Ich habe gelesen, dass die Angst zwar frei ist, aber nicht befreiend. Der erste Teil des Satzes ist falsch, der zweite ist allerdings sehr wahr. Im Reich dieses arroganten Machismus war es verboten, Angst zu haben. Und selbstverständlich hat die Angst niemanden befreit, auch wenn sie von Panik- und Zitterattacken begleitet wurde.

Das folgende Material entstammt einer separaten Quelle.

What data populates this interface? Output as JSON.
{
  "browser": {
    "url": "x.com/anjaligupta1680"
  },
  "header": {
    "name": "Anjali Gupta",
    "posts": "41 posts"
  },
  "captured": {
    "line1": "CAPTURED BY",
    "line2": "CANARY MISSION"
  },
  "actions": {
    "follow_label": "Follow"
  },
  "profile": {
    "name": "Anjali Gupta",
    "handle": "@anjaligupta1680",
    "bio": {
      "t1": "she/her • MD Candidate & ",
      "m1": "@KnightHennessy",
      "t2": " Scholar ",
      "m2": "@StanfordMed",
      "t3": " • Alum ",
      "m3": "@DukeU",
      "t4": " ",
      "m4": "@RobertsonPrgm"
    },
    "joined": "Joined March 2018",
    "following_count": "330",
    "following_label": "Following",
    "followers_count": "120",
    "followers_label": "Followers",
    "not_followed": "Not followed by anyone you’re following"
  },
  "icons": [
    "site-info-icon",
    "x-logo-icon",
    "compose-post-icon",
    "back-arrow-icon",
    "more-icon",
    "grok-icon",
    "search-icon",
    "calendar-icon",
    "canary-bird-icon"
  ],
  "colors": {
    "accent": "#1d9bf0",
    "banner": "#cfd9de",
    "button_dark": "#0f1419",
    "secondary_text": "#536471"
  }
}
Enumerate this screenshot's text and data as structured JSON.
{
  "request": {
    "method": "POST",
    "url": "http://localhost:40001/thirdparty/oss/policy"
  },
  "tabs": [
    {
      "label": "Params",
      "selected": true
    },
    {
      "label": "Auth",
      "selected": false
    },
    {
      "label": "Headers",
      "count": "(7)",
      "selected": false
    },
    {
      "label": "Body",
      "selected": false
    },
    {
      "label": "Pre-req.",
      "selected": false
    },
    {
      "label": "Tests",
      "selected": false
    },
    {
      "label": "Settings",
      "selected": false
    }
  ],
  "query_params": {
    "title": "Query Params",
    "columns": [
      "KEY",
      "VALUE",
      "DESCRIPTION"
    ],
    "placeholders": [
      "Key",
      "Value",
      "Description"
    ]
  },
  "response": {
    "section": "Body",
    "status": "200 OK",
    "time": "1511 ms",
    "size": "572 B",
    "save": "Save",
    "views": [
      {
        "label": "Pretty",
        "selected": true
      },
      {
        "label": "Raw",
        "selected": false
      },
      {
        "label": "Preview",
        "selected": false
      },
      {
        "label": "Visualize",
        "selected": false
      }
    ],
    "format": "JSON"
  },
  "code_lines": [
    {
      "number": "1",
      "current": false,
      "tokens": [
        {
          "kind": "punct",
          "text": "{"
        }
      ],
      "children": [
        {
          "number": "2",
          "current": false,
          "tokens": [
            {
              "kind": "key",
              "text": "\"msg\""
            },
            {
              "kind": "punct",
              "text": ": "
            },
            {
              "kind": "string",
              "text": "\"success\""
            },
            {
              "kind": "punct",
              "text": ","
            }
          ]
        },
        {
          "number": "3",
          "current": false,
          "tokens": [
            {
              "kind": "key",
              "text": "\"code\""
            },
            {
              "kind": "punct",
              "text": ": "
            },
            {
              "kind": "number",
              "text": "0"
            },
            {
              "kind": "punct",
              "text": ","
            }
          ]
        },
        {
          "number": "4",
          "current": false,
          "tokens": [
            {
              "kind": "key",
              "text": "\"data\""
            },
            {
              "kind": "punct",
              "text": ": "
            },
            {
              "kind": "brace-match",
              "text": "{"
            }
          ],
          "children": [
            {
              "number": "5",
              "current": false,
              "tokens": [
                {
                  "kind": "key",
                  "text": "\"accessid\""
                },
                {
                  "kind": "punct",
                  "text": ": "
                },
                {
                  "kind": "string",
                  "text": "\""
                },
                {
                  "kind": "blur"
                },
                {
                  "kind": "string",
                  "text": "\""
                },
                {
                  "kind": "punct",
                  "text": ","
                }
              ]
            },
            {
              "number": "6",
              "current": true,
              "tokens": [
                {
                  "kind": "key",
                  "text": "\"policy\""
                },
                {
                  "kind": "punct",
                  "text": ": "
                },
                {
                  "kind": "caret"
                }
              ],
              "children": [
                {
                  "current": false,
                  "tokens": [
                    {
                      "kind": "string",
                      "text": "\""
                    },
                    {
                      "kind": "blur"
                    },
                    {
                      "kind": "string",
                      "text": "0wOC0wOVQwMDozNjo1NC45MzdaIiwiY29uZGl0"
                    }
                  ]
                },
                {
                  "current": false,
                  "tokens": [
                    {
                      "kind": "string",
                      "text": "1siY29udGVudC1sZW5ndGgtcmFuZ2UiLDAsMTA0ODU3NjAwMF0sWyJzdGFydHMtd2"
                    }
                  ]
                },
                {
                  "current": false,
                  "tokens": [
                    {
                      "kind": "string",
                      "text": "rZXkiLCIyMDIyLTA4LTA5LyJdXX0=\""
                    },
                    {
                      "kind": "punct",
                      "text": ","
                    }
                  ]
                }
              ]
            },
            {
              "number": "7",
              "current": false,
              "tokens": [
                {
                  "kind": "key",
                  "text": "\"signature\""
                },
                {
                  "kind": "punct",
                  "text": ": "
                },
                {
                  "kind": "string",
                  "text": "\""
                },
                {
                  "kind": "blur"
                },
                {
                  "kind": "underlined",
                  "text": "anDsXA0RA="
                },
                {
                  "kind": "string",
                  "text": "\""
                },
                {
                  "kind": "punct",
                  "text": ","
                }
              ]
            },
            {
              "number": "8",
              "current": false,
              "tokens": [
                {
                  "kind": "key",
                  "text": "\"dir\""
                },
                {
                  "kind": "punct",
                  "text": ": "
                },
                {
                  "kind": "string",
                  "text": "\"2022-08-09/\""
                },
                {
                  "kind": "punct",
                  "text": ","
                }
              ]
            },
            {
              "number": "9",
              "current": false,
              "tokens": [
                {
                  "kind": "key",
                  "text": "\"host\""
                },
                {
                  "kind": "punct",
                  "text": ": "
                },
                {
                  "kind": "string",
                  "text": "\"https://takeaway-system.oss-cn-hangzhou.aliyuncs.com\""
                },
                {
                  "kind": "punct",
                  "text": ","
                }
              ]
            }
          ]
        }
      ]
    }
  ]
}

Ich hielt die Aufgabe für unmachbar. Aber der unerbittliche Blick meines Vaters ließ mich wie ein Roboter auf den längsten und bewegtesten Weg meines Lebens losstapfen. Nie zuvor und auch nie wieder danach habe ich so viele gespenstische Bilder gesehen. Eine unheimliche Gestalt, wahrscheinlich eine Bananenpflanze, winkte mir zu. Ein kriechendes Tier überquerte den Weg wie ein unberechenbarer Löwe. Ich konnte meine Schritte nicht fühlen, und von der Kerze in meiner Hand ging eine Kälte aus, die mich blendete. Als ich bei dem Taschentuch auf der Flasche ankam, dass sie zwischen den knochigen rausstehenden Wurzeln des Baumes versteckt hatten, drang mir der Gestank des Erhängten, der hier vor einhundert Jahren gestorben sein sollte, in die Nase. Ich konnte meine vor Angst steif gewordenen Knie nicht beugen, um mich herunterzubücken. Ich konzentrierte meinen Geist auf das Tuch und es stieg wie ein riesiger Schmetterling in meine Hände. Und mit der Trophäe in der Hand drehte ich mich um und begann so schnell zu rennen, dass die Kerzenflamme, meine einzige Verbündete, erlosch. Alle drei Schritte sprang ich in die Höhe und gab einen Jubelschrei von mir, damit mein Gefühlszustand eher wie Freude aussah als wie der Ausbruch von so viel angestautem Schrecken. Heute kann ich mit Stolz sagen, dass ich sehr große Angst hatte, aber nie fühlte ich „paura“. Jemand nannte mich mutig und von da an, konnte ich dieses Adjektiv nicht mehr ernstnehmen. Es erschien mir so willkürlich. Angst ist universeller, sie hat mehr Geschichte, mehr Erinnerung, mehr Menschlichkeit.